Pub Date: April 7th, 2009
ISBN: 978-1-4165-7086-8
Publisher: Simon & Schuster

An assistant prosecutor trying the biggest case of her life doesn’t realize that the victim she’s hoping to avenge isn’t the only damsel in distress.

Fifteen years after her actress roommate Jamie Evans was strangled in Central Park, Broadway sensation Natalie Raines has the awful experience of meeting and recognizing her killer. Hours later, Natalie is shot to death herself. But Bergen County prosecutor Ted Wesley, who never called Jamie’s murder anything but a robbery gone bad, fails to connect the two crimes. Instead, he indicts Gregg Aldrich, Natalie’s estranged husband and former agent. The most damning (and virtually the only) testimony against Gregg comes from career burglar Jimmy Easton, who bargained down the sentence for his latest job in return for a story about Gregg offering to pay him $25,000 to kill Natalie. Jimmy should be a terrible witness, but he isn’t. So even though Michael Gordon, the Courtside TV host who’s kept an ominous distance from his old friend in the weeks leading to the trial, runs a series of informal polls that indicate that nearly half the TV audience thinks Gregg is innocent, things look a lot blacker for the defendant in the courtroom.

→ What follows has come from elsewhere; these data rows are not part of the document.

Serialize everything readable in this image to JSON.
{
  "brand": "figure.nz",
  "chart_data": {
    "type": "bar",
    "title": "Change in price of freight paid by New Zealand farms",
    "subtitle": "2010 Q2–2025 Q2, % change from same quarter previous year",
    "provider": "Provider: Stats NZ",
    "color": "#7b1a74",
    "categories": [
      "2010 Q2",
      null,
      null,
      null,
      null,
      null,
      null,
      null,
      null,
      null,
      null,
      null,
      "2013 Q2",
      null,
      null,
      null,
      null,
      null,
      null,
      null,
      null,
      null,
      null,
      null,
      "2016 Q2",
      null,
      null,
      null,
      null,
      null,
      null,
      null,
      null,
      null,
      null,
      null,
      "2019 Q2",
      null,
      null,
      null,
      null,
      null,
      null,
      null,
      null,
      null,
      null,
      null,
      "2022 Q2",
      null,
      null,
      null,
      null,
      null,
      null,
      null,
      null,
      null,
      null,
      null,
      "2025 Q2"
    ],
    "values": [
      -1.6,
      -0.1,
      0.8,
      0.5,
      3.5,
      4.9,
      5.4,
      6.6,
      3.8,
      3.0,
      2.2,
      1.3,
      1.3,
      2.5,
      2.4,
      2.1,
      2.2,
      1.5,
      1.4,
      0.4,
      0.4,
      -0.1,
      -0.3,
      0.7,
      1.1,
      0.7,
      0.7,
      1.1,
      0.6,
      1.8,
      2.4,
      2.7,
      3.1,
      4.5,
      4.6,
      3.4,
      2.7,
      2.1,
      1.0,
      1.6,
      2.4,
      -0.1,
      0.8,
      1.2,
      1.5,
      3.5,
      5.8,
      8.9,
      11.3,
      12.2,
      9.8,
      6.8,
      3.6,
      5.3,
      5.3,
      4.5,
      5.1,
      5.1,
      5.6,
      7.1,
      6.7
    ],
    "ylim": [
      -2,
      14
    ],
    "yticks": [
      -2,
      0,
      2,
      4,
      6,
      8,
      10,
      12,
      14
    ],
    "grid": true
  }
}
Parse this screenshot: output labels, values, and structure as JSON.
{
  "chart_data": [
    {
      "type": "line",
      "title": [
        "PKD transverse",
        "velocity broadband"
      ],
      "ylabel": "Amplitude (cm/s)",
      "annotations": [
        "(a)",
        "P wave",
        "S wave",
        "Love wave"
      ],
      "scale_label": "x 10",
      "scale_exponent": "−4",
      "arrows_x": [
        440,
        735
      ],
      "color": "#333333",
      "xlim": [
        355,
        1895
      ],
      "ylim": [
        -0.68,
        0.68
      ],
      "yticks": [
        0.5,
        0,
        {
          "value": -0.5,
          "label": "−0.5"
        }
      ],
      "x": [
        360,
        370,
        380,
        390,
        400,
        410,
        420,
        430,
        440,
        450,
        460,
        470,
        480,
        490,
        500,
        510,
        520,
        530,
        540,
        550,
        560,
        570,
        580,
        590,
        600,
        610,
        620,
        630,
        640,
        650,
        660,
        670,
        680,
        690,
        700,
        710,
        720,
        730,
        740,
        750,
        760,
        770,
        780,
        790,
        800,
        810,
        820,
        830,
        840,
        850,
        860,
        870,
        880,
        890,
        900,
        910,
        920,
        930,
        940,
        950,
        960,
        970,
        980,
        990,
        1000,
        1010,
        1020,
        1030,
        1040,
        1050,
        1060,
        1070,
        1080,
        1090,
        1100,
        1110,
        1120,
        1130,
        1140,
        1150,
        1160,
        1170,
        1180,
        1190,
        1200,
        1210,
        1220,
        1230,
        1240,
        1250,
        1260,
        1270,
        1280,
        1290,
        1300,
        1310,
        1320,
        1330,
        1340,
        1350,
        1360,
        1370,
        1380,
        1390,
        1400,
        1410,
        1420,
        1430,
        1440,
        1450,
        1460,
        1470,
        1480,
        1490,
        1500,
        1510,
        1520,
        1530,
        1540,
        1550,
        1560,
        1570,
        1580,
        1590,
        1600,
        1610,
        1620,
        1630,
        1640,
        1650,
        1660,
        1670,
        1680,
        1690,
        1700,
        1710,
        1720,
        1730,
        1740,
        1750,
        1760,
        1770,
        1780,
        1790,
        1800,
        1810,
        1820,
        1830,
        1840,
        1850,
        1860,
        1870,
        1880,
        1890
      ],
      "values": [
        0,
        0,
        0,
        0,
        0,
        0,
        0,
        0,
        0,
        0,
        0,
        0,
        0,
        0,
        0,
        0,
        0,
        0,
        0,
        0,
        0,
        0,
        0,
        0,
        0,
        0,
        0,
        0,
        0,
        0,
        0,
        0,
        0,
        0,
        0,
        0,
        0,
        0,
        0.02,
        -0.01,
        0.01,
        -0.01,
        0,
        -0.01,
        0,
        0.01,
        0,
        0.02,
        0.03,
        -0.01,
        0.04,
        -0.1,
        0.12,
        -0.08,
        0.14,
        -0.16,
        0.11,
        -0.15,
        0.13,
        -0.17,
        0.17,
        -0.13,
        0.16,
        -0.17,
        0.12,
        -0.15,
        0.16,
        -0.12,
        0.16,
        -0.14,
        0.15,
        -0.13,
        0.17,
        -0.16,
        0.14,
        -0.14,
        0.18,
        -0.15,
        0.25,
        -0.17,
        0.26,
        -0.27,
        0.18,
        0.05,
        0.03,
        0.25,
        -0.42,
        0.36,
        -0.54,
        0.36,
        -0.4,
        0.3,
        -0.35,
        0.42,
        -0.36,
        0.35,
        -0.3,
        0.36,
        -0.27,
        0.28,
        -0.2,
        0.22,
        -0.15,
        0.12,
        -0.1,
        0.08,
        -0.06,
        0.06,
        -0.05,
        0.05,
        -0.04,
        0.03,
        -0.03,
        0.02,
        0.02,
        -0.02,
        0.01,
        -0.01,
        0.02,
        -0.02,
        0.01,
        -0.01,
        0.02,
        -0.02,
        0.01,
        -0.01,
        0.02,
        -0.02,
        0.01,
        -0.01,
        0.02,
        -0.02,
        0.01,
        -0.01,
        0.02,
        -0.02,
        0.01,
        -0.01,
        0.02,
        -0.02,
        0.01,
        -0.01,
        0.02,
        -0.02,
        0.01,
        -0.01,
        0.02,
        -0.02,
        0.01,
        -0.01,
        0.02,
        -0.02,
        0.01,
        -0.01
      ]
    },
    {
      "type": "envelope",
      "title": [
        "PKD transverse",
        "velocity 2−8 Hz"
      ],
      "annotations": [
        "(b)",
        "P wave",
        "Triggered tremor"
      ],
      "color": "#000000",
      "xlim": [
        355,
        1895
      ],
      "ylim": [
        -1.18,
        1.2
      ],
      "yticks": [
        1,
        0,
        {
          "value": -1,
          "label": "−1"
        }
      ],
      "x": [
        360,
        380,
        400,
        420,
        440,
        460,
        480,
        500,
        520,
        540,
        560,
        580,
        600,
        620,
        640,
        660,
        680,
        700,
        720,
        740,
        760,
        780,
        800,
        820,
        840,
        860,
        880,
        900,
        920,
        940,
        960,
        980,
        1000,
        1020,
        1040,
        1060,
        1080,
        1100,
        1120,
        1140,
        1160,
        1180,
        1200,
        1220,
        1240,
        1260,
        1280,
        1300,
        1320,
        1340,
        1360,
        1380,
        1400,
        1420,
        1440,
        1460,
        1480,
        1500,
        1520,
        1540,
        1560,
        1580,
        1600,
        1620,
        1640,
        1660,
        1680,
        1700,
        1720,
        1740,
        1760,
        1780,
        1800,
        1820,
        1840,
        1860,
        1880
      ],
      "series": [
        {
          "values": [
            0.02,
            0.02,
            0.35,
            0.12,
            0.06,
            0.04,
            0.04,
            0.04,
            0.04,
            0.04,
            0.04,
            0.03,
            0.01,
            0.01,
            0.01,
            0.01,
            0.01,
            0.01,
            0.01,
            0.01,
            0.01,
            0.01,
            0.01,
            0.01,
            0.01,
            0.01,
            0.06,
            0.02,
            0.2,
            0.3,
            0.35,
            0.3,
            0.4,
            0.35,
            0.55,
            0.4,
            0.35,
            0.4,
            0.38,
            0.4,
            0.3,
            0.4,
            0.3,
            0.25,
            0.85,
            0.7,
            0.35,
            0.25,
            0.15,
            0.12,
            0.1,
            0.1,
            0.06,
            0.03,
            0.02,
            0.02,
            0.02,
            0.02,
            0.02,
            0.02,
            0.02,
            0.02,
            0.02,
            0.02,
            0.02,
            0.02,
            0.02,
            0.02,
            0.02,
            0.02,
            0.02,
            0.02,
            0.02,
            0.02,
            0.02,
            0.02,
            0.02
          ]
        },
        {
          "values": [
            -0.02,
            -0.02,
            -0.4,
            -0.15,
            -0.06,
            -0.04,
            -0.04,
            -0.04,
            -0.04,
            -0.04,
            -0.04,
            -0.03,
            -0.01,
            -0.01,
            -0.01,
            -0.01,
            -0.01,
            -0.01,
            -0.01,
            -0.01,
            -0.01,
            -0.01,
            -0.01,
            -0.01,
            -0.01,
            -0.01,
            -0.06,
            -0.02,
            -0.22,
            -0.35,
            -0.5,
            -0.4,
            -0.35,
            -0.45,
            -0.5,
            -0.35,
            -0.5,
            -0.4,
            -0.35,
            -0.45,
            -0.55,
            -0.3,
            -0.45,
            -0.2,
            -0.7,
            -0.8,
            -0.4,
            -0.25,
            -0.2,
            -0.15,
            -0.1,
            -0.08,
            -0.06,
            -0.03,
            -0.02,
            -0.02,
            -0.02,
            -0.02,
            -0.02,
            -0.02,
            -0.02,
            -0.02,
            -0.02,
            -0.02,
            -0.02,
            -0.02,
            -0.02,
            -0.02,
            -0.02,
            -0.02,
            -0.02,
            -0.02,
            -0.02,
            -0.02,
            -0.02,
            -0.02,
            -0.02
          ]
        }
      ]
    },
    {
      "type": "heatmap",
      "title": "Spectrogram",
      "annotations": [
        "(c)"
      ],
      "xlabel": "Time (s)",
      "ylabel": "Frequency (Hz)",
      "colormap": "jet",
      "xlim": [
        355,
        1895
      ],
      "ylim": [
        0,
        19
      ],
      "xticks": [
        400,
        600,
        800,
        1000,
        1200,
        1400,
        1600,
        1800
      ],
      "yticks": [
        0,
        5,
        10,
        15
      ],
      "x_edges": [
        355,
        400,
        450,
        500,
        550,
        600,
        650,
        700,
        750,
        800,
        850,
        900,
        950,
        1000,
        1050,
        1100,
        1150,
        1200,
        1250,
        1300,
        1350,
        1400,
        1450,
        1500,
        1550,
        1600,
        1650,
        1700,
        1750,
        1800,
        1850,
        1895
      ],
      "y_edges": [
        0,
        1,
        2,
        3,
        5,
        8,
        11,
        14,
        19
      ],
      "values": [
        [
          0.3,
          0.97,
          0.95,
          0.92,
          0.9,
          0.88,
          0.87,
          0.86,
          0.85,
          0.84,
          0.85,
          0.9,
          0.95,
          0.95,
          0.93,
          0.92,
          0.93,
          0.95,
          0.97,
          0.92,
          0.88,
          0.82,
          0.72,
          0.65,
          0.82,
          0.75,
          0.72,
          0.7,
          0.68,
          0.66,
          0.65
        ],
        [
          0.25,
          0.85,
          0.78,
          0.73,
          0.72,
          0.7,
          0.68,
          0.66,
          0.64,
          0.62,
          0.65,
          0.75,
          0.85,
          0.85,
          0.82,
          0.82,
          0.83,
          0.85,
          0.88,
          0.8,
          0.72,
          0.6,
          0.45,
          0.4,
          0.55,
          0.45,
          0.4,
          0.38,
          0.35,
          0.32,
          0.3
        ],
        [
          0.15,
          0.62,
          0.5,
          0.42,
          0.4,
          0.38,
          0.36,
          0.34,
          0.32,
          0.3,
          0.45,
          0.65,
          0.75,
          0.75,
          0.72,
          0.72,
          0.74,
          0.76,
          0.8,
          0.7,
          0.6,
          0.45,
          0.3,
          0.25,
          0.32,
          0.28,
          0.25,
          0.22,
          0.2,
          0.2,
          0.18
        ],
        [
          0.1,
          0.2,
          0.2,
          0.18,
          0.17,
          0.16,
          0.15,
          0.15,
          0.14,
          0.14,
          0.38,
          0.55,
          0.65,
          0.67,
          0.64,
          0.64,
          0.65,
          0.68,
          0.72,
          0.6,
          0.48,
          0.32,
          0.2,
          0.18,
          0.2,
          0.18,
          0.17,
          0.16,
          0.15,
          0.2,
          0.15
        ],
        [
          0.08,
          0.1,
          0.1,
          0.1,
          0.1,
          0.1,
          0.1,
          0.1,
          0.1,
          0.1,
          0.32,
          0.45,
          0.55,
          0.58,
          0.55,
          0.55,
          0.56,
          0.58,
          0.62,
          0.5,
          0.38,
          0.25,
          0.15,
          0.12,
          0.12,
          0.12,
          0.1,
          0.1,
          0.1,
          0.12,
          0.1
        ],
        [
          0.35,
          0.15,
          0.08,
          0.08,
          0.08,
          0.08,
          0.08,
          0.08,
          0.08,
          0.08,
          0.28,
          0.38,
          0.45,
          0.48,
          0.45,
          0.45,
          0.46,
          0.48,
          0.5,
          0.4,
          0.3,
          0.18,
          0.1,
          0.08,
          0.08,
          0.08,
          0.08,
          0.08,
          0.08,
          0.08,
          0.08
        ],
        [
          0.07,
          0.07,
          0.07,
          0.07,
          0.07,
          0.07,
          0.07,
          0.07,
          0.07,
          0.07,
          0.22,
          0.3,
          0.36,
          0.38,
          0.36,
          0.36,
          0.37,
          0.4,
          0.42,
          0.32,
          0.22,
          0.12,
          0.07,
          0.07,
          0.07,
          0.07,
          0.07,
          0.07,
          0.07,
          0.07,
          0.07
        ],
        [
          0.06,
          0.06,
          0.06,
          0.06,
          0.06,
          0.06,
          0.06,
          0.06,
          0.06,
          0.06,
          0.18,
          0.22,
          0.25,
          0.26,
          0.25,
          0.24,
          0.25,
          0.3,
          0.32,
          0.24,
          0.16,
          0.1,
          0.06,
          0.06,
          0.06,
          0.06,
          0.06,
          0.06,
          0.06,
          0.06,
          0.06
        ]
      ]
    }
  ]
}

Emily Wallace, the assistant prosecutor Wesley has assigned to the case, wonders if Gregg is guilty after all. Although she doesn’t know it, Emily has much bigger problems to deal with. Her solicitous neighbor Zach Lanning is actually Charley Muir, who vanished after killing his wife’s family in Iowa and now has his eye on Emily. The closer Emily gets to nailing Natalie’s murderer, the closer a second, unrelated murderer is getting to nailing her.

Clark (Where Are You Now?, 2008, etc.) handles the courtroom scenes capably, and fans will be as excited as ever coming down the home stretch. It’s a shame that the climax awaiting them is the most strained and silly the bestselling author has ever fobbed off on her devoted readers.